Today, one smart copywriter can out-market the whole bunch. And do it on behalf of a company 1/10 the size of the ad agency’s mega-client.
It’s not easy. But the leverage is there – if you’re perceptive enough to seize it.
Viral. Engagement. Video. RSS. Buzz. Blogs. Skype-enabled VOIP.
They’re buzzwords. But they’re also levers. Long levers. And Archimedes once said that if he had a long enough lever and a place to stand, he could move the earth.
Today’s value-added copywriter has the leverage to move the marketing universe. Are you ready?
[tags]copywriter, web 2.0, marketing, [/tags]
Comments 6
Wow, I get chills reading this. I think you’re dead-on with this manifesto. the copywriter of the future is a marketer, new media guru, blogger, seo specialist, and everything in between. as you mention, the challenge is changing perceptions of the employer.

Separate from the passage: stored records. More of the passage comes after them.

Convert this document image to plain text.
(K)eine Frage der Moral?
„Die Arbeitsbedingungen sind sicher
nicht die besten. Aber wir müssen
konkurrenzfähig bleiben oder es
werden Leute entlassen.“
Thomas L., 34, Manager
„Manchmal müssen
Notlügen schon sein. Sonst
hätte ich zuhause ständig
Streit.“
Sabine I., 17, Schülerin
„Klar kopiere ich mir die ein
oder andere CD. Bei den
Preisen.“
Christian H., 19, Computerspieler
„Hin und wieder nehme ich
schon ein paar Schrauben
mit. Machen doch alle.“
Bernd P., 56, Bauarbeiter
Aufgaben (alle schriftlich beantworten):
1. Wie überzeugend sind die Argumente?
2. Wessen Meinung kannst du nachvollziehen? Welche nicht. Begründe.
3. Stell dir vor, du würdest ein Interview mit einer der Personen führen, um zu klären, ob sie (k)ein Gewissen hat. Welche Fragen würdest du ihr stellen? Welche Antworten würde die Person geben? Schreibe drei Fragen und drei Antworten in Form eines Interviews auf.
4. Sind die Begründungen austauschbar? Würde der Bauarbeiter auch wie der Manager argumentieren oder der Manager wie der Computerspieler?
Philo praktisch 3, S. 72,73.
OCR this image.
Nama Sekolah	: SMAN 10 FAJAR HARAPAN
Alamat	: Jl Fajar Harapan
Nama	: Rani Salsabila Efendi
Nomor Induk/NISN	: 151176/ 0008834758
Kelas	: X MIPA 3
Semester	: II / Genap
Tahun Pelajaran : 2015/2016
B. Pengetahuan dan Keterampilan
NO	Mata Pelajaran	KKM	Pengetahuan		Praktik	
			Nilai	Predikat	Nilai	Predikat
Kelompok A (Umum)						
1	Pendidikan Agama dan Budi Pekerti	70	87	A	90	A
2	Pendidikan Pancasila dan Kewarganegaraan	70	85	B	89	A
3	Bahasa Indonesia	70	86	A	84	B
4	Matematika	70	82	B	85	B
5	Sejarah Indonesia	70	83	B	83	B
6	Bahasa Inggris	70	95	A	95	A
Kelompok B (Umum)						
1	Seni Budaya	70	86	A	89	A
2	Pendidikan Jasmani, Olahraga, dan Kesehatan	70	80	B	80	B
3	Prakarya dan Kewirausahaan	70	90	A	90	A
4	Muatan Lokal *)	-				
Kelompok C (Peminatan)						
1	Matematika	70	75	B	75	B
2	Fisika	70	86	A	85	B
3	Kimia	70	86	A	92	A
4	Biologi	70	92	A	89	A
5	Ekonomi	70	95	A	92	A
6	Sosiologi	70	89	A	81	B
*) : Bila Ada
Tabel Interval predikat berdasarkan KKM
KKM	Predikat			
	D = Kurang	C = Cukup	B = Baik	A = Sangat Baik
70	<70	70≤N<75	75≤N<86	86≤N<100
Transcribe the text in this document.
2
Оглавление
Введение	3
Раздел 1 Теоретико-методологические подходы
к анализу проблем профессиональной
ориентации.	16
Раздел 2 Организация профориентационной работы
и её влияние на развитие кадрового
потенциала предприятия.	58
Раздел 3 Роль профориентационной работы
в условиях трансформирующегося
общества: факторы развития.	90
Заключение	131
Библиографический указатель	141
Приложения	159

Thanks! There will always be room for people uninterested in anything but writing. Yet the better-paying gigs will go to those equipped to offer success to a client instead of copy.
Thanks for stopping by!
Tom, this post has just described my work for the past 20+ years. Copywriting has to be viewed in context of the larger marketing picture for clients as well as how we market ourselves. Spot-on post!
Thanks! I believe that the copywriter making cogent suggestions about new strategies for success is the freelancer who will retain clients and receive a premium for his (or her) work.
Tom,
Well said.
The walls have come down. No longer are agencies insulated from sharp, creative writers and marketers. Clients have more choices than ever — a good thing for everyone.
I’d agree – agencies are especially vulnerable right now — everything’s changing so quickly, and they’ve never been particularly good at adapting to new technologies.